I told him where I was. While I was waiting outside the office, Fred Cram locked the pumps and turned out the overhead lights.
“I’m sorry,” he said to me. “It’s time to close.”
“Go right ahead. I expect to be picked up in a few minutes.”
But the young man lingered, eying my head wound. “Did Davy Spanner do that to you?”
“No. I’m still looking for him”
“That was him with the girl last night. I didn’t know him at first, he’s changed so much. But when I read about him in the paper – he really did have somebody in the trunk.”
“He really did. Do you know Davy?”
“I knew him in high school one year. He was a freshman and I was a senior. He wasn’t a delinquent back in those days. He was real little and small, before he got his growth, which is why I didn’t recognize him last night.”
“If you see him again let me know, Fred.” I gave him my card. “You can call my answering service any time, collect.”
He took the card, but the look on his face rejected it. “That isn’t really what I had in mind.”
“What did you have in mind?”
“The way things turn out in life. I mean, here I am pumping gas for a living and Davy’s turned into a criminal.”

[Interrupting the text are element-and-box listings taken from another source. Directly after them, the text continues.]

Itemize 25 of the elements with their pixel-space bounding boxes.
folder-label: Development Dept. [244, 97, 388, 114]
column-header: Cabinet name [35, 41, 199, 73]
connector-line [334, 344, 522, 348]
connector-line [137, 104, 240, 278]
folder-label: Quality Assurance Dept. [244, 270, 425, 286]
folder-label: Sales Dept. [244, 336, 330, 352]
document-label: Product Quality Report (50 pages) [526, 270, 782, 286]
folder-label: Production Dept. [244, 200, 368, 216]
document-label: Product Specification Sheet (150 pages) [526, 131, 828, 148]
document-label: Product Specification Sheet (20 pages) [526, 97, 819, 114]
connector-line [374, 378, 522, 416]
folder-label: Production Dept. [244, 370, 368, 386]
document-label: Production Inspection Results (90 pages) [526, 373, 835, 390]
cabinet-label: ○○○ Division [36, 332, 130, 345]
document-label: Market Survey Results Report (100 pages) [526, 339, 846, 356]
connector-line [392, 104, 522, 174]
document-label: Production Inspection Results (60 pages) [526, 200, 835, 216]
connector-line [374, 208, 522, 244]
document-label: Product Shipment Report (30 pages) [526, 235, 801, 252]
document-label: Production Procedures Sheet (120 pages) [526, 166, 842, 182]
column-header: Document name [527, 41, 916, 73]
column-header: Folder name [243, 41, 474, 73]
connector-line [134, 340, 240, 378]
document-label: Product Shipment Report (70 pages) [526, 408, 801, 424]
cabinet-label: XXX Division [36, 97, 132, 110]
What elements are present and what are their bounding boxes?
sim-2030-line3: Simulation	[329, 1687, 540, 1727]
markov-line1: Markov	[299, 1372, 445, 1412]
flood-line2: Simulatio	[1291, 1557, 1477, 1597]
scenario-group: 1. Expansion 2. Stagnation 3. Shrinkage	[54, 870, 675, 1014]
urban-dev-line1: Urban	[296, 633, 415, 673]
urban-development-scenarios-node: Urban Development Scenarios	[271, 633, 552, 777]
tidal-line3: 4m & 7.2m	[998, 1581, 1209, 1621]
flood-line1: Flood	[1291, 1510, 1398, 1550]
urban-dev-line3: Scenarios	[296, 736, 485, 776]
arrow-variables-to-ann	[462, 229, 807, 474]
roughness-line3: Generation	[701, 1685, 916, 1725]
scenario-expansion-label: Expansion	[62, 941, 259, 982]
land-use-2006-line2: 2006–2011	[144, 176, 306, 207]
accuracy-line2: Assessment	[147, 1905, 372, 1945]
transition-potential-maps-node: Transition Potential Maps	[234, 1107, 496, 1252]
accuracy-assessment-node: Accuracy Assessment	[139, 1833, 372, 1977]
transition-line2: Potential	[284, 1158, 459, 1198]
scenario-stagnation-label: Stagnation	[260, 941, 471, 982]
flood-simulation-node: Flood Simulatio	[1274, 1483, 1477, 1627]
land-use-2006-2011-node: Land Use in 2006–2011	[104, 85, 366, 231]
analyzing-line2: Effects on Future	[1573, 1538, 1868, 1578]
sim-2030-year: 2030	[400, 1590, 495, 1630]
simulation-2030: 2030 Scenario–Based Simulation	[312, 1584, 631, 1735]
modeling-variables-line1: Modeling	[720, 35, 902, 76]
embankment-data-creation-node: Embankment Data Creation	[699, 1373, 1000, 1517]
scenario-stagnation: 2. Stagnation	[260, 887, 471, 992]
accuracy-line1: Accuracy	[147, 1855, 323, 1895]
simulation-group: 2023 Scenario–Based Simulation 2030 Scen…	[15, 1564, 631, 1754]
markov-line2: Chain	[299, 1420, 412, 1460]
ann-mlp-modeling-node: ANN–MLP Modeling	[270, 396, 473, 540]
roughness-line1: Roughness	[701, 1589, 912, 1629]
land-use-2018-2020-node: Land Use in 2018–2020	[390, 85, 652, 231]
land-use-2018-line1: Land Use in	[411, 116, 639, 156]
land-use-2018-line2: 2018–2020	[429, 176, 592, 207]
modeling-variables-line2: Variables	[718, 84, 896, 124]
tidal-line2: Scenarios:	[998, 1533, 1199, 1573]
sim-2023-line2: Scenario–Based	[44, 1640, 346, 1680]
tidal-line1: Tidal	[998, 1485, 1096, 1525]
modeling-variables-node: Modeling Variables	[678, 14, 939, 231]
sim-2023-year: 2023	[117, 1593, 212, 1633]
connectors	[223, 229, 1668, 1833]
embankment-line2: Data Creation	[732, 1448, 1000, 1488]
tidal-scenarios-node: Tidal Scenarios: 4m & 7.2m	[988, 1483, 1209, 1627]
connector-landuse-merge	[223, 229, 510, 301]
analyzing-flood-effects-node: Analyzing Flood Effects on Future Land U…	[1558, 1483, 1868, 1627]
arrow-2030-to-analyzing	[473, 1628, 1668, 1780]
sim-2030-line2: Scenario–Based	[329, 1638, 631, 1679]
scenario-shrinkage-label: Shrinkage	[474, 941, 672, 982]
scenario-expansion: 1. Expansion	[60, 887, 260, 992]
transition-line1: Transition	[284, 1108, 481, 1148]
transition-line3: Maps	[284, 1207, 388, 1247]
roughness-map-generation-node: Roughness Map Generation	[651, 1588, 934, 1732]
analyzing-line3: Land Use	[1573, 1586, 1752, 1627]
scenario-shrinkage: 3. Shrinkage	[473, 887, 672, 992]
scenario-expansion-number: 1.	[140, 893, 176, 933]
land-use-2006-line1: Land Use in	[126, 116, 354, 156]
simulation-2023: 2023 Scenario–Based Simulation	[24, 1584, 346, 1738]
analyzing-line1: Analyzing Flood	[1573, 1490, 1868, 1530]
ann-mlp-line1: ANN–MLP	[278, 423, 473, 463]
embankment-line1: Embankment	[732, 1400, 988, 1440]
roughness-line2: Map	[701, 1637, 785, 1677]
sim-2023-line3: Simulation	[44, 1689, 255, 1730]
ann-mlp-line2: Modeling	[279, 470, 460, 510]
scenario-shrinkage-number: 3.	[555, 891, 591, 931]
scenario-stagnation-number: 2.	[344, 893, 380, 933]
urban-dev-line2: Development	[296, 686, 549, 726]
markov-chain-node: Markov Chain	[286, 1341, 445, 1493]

Having put himself on record, he turned out the office lights and locked the door. He stayed around, politely, until Langston’s station wagon came in off the highway and pulled up beside his jalopy.
I said good night to Fred and climbed into the wagon. Langston’s sensitive eyes took in my face and head.
“You’ve been hurt. Do you need a doctor?”
“Not now. I’m at least half an hour behind Fleischer already.”
“How did he get into this?”
“He’s been in it from the beginning. You know that. I made the mistake of trying to work with him. That lasted about an hour. He knocked me out and left me on the highway.”
Hank whistled. “Shouldn’t you tell the police?”
“Then we’d never get away. Did you bring your flashlight and pistol?”
“In the dash compartment. I feel like a crimebuster’s apprentice.”
His humor sounded a little forced, but I went along with it. “Let’s go, apprentice.”
Langston turned onto the highway and headed north. He’d caught a few hours’ sleep before I called, and was full of energy and curiosity. He wanted to talk at length about Davy and his psychological problems. I was weary of such palaver. My answers got shorter and shorter. After a while I crawled into the back seat and tried to sleep. But every time a truck went by I woke up with a start.
Where the highway looped inland, we ran into a spatter of rain. Above the mountains to the north, the sky was very black, lit by occasional stabs of lightning. The highway brought us back to the coast. Here the night sky was still clear, and the moon’s white eye peered over the rim of the sea. I recognized the crossroads where we had picked up Sandy the night before.
The thought of the girl was heavy on my mind. She was swinging through all the changes of the moon. The moon was white and shining, the very symbol of purity, but it had its dark side, too, pocked and cold and desolate and hidden. The girl could tum either way, depending on the outcome of our journey.
If we could bring Hackett out alive, she’d have a chance for probation. If Hackett died, her future died with him.